La Vallée sacrée des Incas ou Vallée de l'Urubamba est située dans les Andes du Pérou, près de la capitale de l'Empire Inca, Cuzco, et au-dessus de la ville sacrée de Machu Picchu. La vallée est généralement considérée comme incluant tout ce qui se trouve entre Písac et Ollantaytambo, parallèle à la rivière Urubamba (Vilcanota ou Willcamayo), la rivière sacrée qui traverse cette vallée. Elle est alimentée par les nombreuses rivières qui descendent des vallées et gorges attenantes et regroupe de nombreux sites archéologiques et villages. La vallée était autrefois appréciée par les Incas pour ses caractéristiques géographiques et climatiques. C'était un des principaux points pour l'extraction de richesses naturelles, et on y retrouvait la plus grande production de maïs du Pérou.

Principaux sites[modifier | modifier le code]

Dans la Vallée sacrée des Incas et au-dessus se trouvent notamment les sites :

Písac[modifier | modifier le code]

Article détaillé : Písac.

Huchuy Qosqo[modifier | modifier le code]

La "petite Cusco", surplombe la Vallée Sacrée au-dessus du village de Lamay et de la ville de Calca. C'est une ancienne résidence des souverains incas. On accède au site à pied depuis Tambomachay, la communauté indigène de Patabamba ou encore le village de Chinchero. Depuis la Vallée Sacrée un chemin monte depuis Lamay jusqu'au site. [réf. souhaitée]

Yucay[modifier | modifier le code]

Résidence d'été des Sapa Inca le site de Yucay a été principalement aménagé par le dernier inca Huayna Capacc. Le système monumental de terrasses et de canaux d'irrigations est un des plus impressionnants avec ceux de Pisaq et d'Ollantaytambo. L'alignement des terrasses et de leurs énormes murs de contention inclinés et le tracé absolument rectiligne des canaux d'irrigation sont parmi les exemples les plus achevés d'aménagements incas. On raconte qu'il a fallu plus de 10 000 mitayoc (hommes des communautés de l'époque ou "Ayllus" qui payaient un impôt en journée de travail à l'Inca) pour construire ce complexe et qu'il a fallu amener la terre depuis la plaine d'Anta située à près de 50 km de là. [réf. souhaitée]

Chichubamba et l'ancien palais de Huayna Capacc[modifier | modifier le code]

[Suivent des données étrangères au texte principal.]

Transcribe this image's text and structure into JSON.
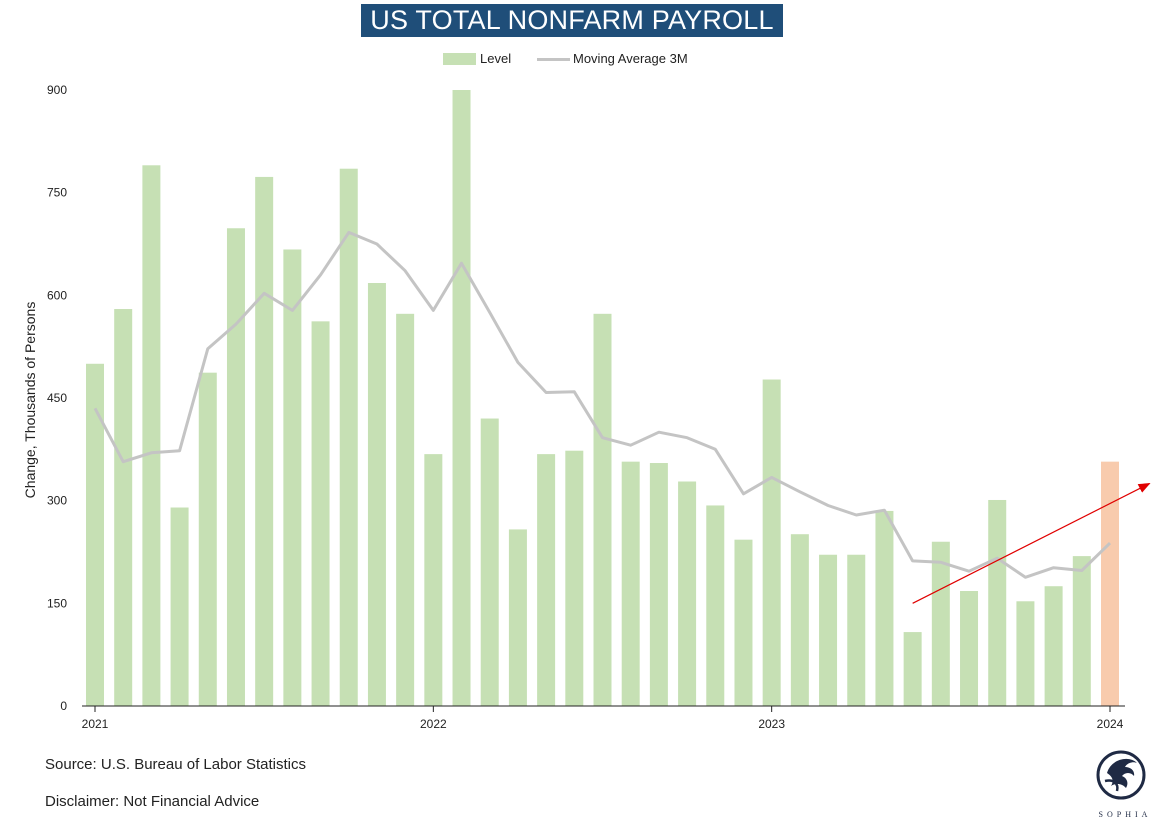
{
  "title": "US TOTAL NONFARM PAYROLL",
  "legend": {
    "level": "Level",
    "moving_average": "Moving Average 3M"
  },
  "source": "Source: U.S. Bureau of Labor Statistics",
  "disclaimer": "Disclaimer: Not Financial Advice",
  "logo_text": "SOPHIA",
  "colors": {
    "bar": "#c6e0b4",
    "highlight_bar": "#f8cbad",
    "moving_average": "#c4c4c4",
    "trend_arrow": "#e00000",
    "title_bg": "#1f4e79"
  },
  "chart_data": {
    "type": "bar",
    "title": "US TOTAL NONFARM PAYROLL",
    "ylabel": "Change, Thousands of Persons",
    "xlabel": "",
    "ylim": [
      0,
      900
    ],
    "yticks": [
      0,
      150,
      300,
      450,
      600,
      750,
      900
    ],
    "xticks": [
      {
        "label": "2021",
        "index": 0
      },
      {
        "label": "2022",
        "index": 12
      },
      {
        "label": "2023",
        "index": 24
      },
      {
        "label": "2024",
        "index": 36
      }
    ],
    "categories": [
      "2021-01",
      "2021-02",
      "2021-03",
      "2021-04",
      "2021-05",
      "2021-06",
      "2021-07",
      "2021-08",
      "2021-09",
      "2021-10",
      "2021-11",
      "2021-12",
      "2022-01",
      "2022-02",
      "2022-03",
      "2022-04",
      "2022-05",
      "2022-06",
      "2022-07",
      "2022-08",
      "2022-09",
      "2022-10",
      "2022-11",
      "2022-12",
      "2023-01",
      "2023-02",
      "2023-03",
      "2023-04",
      "2023-05",
      "2023-06",
      "2023-07",
      "2023-08",
      "2023-09",
      "2023-10",
      "2023-11",
      "2023-12",
      "2024-01"
    ],
    "series": [
      {
        "name": "Level",
        "type": "bar",
        "values": [
          500,
          580,
          790,
          290,
          487,
          698,
          773,
          667,
          562,
          785,
          618,
          573,
          368,
          900,
          420,
          258,
          368,
          373,
          573,
          357,
          355,
          328,
          293,
          243,
          477,
          251,
          221,
          221,
          285,
          108,
          240,
          168,
          301,
          153,
          175,
          219,
          357
        ],
        "highlight_index": 36
      },
      {
        "name": "Moving Average 3M",
        "type": "line",
        "values": [
          435,
          357,
          370,
          373,
          522,
          558,
          603,
          578,
          630,
          692,
          675,
          636,
          578,
          647,
          575,
          502,
          458,
          459,
          392,
          381,
          400,
          392,
          375,
          310,
          334,
          313,
          293,
          279,
          286,
          212,
          210,
          197,
          216,
          188,
          202,
          198,
          238
        ]
      }
    ],
    "annotations": [
      {
        "type": "arrow",
        "from": {
          "x_index": 29,
          "y": 150
        },
        "to": {
          "x_index": 37.4,
          "y": 325
        }
      }
    ]
  }
}
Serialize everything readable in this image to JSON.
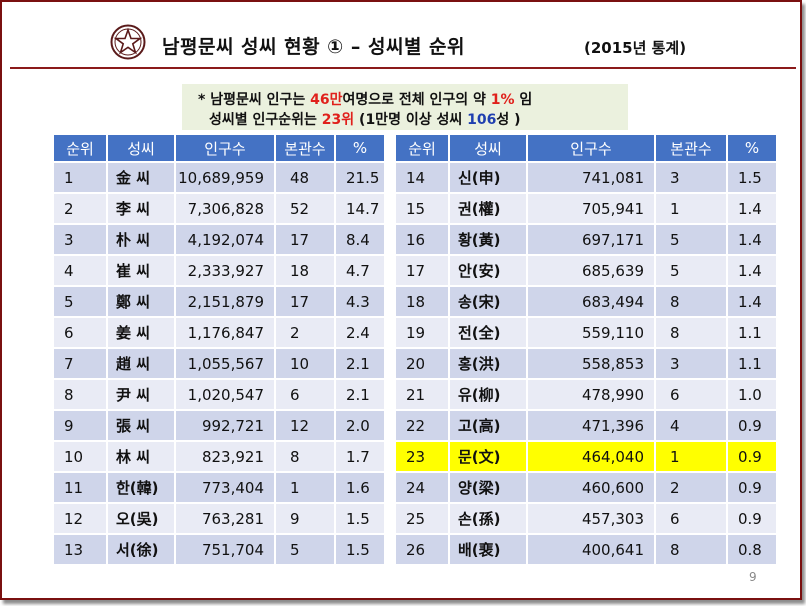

Situé autrefois à l'emplacement du cimetière actuel mais de dimensions plus grandes, les vestiges du palais du dernier inca montrent une architecture adaptée a la famille élargie des temps précolombiens, l'ayllu, ou dans les cas de la noblesse de l'empire, les panacas royales. Constitué d'une cancha (enclos entourée d'un mur de pierres et d'adobe)et de plusieurs maisons individuelles séparées par des patios et des murs intérieurs de séparation, le palais traditionnel incas peut couvrir plusieurs hectares. [réf. souhaitée]

Les salines de Maras[modifier | modifier le code]

Situé au-dessus de la Vallée Sacrée vers le village troglodyte de Pinocchio les femmes de Maras sont exploitées par les familles de la communauté paysanne de Maras, gros bourg campagnard situé sur le plateau qui surplombe la Vallée. Ce sont plusieurs centaines de petites terrasses qui s'étagent à flanc de la quebrada qui descend du plateau et ou le sel sèche en attendant d'être récolté et iodé. [réf. souhaitée]

La quebrada de Pumahuanca[modifier | modifier le code]

Classé comme réserve la quebrada qui s'élève jusqu'aux cimes enneigées des Pumahuanca est peuplées de nombreuses plantes endémiques et principalement de bois de qeuñas. Le qeuña est certainement l'arbre le plus haut du monde et on en retrouve à des altitudes supérieures à 5 000 m. La particularité de cet arbre est qu'il se développe en général sur les pierriers et qu'il produit lui-même son propre humus grâce à l'aspect feuilleté renouvelable de son écorce, dont les débris tombent en permanence à ses pieds et en se décomposant lui fournissent les nutriments dont il a besoin. Ses feuilles sont recouvertes d'une sorte de vernis qui empêche une trop grande évaporation de ses ressources hydriques la journée et d'un fin duvet blanc qui les protège du froid intense de l'altitude la nuit. Malheureusement et depuis l'arrivée du conquérant espagnol au XV siècle le qeuña a pratiquement disparu des environs de la Vallée Sacrée, transformé en bois de chauffage et de construction. Le fond de la quebrada de Pumahuanca montrent de beaux exemple de "qeuñales" (bois de qeuñas). [réf. souhaitée]

Les communautés indigènes d'altitude au-dessus de la Vallée Sacrée[modifier | modifier le code]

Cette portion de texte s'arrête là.